Абрикосы! — Рожденный из пены,
Как богиня, понятен и прост:
— Абрикос, золотой, как Микены!
— Розоватый, как зад, абрикос!
[18] Мгновение, выхваченное из городской суеты и вновь поглощенное ею, — общее место в урбанистической лирике. У скользающая красота («lа fugitive beaute», отсюда название фильма Б. Бертолуччи) традиционно иллюстрируется стихотворением Бодлера «А une passante» в истолковании Беньямина[19]. Мандельштам избежал банального повторения этой поэтической формулы, запечатленной в новелле По «Человек толпы» (среди прочих текстов американского романтика переведенной Бодлером), не став еще одним посетителем кафе, следящим из-за стекла за мельтешением на улице или пускающимся в преследование загадочного незнакомца. Гораздо больше он почерпнул из зарисовок городских будней и жизни городского дна в «Tableaux parisiens» и «Petits роёте8 en prose» — ср., например, его «Сенную площадь», «Тряпичника», «Продавца масок» или стихотворение о гастролях китайского цирка[20]. «Болтайки» по таким задворкам центра, как Коломна, в традициях модернистского урбанизма не могли пренебречь оптикой посетителя пассажей и азартом охоты на ускользающее от наблюдения мгновение. Но намного более, чем рассеянность фланера или наблюдательность завсегдатая кафе, ленинградского поэта, увлеченного поэзией тонкого и влиятельного художественного критика, занимало зрение прогулки.
Здесь стоит сказать о прогулках на трамвае. Несмотря на привычное сопоставление стихов Р. Мандельштама и Гумилева, поездки по послевоенному Ленинграду не похожи на зловещее путешествие в «бездну времен» («Заблудившийся трамвай»). Трамвай послевоенного времени уютен и эротичен:
Здесь шутят удачней и больше,
Спасаясь сюда от дождей,
Все девушки
Все девушки кажутся тоньше,
Вечерние поездки на трамвае превращаются в эпизоды из «лунной сказки»: кондукторы «на пороге веселых вагонов» продают билеты желающим уехать подальше от дневных забот[22]. Трамвай — не источник опасности, но прибежище для отчаявшихся:
За окном, закованным в железо,
Где замок тугой, как самострел,
Бродит страх, безрадостный, как бездна,
Вечный страх разящих мимо стрел
[23].
В первую очередь «болтайки» рассказывают историю взгляда, подсматривающего реальность в ее непосредственности. Для понимания этого взгляда были бы в равной степени неуместны сопоставления и с разошедшимся на цитаты урбанизмом по Беньямину, и с вуайеризмом как отпечатком бессознательного в интерпретации Р. Краусс, прослеживающей традицию сюрреалистской фотографии от «Происхождения мира» Курбе через «Дано» Дюшана[24]. Авангардистская критика изобразительности осталась вне поля зрения «арефьевцев», как и психология бессознательного.
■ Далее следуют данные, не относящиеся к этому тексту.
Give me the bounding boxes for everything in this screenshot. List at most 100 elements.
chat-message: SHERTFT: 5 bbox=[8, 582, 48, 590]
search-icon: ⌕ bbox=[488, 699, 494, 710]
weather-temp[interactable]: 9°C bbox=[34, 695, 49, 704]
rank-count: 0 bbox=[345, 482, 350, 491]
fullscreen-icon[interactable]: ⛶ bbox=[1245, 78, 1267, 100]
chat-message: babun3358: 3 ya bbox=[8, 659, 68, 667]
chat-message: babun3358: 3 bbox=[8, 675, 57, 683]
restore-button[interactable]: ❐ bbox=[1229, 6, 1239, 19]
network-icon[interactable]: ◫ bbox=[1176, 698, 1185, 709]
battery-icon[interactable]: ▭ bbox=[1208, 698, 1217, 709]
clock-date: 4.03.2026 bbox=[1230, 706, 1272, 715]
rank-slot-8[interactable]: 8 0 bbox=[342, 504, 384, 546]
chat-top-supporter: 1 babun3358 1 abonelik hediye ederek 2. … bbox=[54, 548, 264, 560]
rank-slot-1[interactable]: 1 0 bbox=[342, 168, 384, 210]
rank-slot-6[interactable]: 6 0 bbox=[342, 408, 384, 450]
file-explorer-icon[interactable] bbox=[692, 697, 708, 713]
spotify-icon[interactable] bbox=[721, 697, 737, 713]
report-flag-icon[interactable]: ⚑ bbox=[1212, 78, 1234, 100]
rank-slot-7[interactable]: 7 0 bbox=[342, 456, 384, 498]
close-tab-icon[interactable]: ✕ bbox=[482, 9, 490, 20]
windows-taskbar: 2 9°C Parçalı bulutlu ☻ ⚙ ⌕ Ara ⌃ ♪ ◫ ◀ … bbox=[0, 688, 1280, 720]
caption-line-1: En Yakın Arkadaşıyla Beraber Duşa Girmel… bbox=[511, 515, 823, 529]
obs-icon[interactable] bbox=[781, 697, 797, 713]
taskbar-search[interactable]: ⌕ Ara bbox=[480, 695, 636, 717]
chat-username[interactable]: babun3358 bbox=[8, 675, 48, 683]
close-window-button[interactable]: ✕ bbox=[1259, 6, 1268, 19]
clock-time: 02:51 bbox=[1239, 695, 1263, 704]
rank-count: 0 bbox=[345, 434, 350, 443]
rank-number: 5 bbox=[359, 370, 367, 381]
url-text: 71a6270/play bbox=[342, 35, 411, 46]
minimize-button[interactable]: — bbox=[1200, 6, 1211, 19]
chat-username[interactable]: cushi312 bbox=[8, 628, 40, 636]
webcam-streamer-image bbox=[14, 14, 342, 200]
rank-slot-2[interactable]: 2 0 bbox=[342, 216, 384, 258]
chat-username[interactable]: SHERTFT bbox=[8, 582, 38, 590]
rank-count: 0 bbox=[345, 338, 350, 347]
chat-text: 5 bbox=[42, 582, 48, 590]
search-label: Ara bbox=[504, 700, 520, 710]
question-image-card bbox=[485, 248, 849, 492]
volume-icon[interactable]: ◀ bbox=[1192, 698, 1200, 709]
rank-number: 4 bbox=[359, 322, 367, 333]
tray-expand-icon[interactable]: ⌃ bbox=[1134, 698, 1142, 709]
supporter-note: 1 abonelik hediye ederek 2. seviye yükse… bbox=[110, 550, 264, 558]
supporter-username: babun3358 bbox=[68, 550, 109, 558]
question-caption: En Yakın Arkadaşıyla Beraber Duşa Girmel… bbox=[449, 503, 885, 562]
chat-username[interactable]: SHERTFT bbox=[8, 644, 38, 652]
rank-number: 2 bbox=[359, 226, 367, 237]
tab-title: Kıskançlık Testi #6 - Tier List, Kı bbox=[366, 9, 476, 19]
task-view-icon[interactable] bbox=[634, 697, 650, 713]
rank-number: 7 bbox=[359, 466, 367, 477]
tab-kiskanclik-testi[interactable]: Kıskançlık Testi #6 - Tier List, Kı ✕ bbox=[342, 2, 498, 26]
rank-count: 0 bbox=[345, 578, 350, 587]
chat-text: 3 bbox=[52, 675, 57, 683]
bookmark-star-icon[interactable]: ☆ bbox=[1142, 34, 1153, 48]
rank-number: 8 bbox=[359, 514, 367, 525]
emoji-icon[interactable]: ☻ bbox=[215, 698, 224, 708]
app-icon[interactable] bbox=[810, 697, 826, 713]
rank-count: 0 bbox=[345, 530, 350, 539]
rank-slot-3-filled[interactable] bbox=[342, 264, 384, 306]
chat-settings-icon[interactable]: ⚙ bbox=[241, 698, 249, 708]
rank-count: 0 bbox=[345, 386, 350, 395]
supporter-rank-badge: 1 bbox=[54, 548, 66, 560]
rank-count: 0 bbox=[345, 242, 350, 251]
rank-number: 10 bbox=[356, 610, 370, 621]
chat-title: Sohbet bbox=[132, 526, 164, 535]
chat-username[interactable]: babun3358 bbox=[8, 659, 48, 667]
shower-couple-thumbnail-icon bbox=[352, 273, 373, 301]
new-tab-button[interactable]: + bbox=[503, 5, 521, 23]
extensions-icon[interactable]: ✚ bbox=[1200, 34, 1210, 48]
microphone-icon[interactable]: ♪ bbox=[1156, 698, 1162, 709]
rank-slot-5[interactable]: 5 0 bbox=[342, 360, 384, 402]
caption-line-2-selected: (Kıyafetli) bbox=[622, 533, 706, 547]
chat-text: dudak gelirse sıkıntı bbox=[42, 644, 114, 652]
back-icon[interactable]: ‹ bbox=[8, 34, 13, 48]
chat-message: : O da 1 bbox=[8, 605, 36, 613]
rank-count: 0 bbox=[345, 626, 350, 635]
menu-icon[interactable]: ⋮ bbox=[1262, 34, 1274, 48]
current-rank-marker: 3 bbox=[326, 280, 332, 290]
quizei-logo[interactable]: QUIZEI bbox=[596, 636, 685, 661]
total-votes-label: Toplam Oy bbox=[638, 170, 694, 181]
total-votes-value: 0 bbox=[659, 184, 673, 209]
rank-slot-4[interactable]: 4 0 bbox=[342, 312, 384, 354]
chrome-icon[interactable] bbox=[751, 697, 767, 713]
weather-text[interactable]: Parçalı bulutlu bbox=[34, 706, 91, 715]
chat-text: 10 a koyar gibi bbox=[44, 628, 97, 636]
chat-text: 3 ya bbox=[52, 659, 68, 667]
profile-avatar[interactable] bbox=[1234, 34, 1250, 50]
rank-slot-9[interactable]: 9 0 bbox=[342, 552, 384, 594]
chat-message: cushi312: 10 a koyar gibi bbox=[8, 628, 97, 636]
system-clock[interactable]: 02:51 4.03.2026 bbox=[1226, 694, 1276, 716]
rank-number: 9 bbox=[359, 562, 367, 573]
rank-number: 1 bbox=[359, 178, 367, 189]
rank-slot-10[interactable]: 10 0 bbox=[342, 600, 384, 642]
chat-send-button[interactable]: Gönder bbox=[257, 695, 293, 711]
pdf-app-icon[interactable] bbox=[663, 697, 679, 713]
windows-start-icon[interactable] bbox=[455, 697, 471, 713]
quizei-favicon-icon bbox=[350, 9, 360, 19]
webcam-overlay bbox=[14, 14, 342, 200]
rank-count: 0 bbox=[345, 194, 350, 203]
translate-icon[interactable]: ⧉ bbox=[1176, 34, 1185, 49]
Они предпочитали позднеромантические «видения», и даже прогулки Блока, искавшего мистический визионерский опыт на окраинах Петербурга, совпадали с блужданиями «арефьевцев» разве что территориально. Писатель Наль Подольский, составитель первого изданного в России сборника Мандельштама «Алый трамвай», в своем романе, посвященном поэту и носящем то же название, что и его стихотворение, «Замерзшие корабли», нарисовал нечто наподобие позднесоветской неоромантической фантасмагории. В заброшенном «петербургском» доме живет колдун-гипнотизер, поэт влюбляется в таинственную незнакомку, которая связана с гипнотизером, и т. д.[25] В реальности Мандельштам мог отличаться от своего литературного двойника — например, в отличие от героя «Замерзших кораблей» и многих «семидесятников» он не работал в котельной. Тем не менее характерно, что его фигура была воспринята активистами «Клуба-81» (объединявшего писателей и художников ленинградского андеграунда 1980-х годов, многие из которых участвовали в первом официальном издании неофициального сообщества — сборнике «Круг») как персонаж фантастической сказки. В романе Н. Подольского подчеркнуто, что Мандельштам, как, возможно, и «Болтайка» в целом, отдавал предпочтение романтической и позднеромантической фантазии перед символистской визионерской мистикой.